The scenario goes like this: who organized these intellectuals, why are so many civic organizations emerging at this time? Why are individuals abandoning established political organizations and opting for the civil route? Who is behind this?  Who is financing it? What is the need for civic organizations since we are all opposition? etc. The underground campaign is alive and well.  But this will only strengthen those of us who are determined to go on expanding, clarifying, rallying and consolidating the Third Space. ‘The die is cast’. Leaving the Eritrean political space to politicians and self-appointed power brokers will be committing political treachery on the Eritrean people. This will be leaving the people of Eritrea exposed to whatever deal is worked out by political elites, brokers and possibly facilitated by external actors. Civic activists must stand firm and identify the process whereby their right and legitimacy to exist and function independently is not corrupted. They have to start thinking on how to move into the next phase of organizing the civic space - a formidable but surmountable task.

Q: Is there anything by a way of final statement you want to make?

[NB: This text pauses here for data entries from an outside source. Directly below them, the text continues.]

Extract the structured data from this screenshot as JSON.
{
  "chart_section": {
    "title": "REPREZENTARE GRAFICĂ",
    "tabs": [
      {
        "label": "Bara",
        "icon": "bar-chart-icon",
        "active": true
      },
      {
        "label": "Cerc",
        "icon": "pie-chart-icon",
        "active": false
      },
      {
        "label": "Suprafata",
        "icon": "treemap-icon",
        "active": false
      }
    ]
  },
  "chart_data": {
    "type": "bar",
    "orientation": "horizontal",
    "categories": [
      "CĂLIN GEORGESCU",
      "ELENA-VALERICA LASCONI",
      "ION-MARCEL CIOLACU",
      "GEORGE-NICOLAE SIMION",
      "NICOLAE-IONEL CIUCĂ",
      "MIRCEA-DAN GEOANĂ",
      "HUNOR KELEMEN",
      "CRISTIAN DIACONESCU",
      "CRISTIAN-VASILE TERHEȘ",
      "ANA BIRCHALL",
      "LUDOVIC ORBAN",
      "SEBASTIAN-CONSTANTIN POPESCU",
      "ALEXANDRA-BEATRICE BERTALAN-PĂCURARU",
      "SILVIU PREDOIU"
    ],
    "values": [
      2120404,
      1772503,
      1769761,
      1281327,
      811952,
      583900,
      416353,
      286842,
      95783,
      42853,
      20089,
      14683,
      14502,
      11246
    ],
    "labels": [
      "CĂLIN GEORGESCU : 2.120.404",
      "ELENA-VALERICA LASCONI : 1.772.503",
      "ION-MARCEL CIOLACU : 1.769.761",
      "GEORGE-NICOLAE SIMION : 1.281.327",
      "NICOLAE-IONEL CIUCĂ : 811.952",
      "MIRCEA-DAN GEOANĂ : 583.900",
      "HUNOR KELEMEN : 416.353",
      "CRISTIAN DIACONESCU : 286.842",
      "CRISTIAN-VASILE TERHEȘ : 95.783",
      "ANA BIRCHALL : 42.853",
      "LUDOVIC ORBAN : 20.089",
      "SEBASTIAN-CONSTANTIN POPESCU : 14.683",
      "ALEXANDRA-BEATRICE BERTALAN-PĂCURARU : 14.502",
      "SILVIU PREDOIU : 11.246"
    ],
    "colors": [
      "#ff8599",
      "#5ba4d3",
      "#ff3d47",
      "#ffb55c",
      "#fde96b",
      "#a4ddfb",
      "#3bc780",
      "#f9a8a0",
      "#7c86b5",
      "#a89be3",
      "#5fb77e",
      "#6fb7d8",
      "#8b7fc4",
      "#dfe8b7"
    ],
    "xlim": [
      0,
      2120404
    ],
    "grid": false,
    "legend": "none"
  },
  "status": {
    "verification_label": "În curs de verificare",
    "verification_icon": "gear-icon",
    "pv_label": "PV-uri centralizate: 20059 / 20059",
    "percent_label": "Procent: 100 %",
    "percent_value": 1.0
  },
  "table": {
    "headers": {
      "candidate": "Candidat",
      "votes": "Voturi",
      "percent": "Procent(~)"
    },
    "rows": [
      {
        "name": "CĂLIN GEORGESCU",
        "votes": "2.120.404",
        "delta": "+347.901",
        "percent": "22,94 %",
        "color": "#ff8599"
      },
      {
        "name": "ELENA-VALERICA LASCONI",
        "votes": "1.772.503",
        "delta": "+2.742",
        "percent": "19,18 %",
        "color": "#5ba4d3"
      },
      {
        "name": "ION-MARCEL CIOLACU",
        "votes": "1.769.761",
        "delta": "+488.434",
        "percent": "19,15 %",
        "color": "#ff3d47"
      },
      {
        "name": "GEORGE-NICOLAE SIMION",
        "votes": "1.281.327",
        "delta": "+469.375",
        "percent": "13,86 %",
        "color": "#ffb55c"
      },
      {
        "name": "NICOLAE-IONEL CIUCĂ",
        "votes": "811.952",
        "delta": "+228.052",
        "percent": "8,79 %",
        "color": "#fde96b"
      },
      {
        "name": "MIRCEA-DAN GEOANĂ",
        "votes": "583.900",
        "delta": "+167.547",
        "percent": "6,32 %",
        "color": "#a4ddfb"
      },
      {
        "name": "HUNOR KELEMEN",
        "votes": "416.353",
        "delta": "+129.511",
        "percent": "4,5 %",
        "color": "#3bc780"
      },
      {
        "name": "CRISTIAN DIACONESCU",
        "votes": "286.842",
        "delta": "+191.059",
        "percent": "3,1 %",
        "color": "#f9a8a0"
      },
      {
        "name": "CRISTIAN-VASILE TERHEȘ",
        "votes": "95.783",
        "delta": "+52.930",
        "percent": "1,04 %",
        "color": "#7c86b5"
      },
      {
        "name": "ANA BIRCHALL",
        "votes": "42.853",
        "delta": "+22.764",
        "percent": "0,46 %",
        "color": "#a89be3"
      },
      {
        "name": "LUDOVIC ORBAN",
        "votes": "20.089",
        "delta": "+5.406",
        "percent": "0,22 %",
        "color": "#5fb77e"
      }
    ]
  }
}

A: Let me thank you for the opportunity to answer these questions. While I am at it I am glad you have resumed your journalistic contribution in the ongoing effort to strengthen the independent media and independent voices. I am from the school of thought - Jeffersonian school of thought - if I have to choose between a country without government or Free Press I will choose a country with Free Press over a government. The strongest anti-dot to tyranny, fanaticism of all kinds and forms of repression is an Independent, Free Press. Your journalistic expertise and experience will be badly needed as we move into the critical phase of our struggle and beyond.  As a civic activist I appreciate and treasure our journalists’ contributions to the process of building and consolidation of freedom, justice and democracy. Stay strong and stay engaged. Thanks.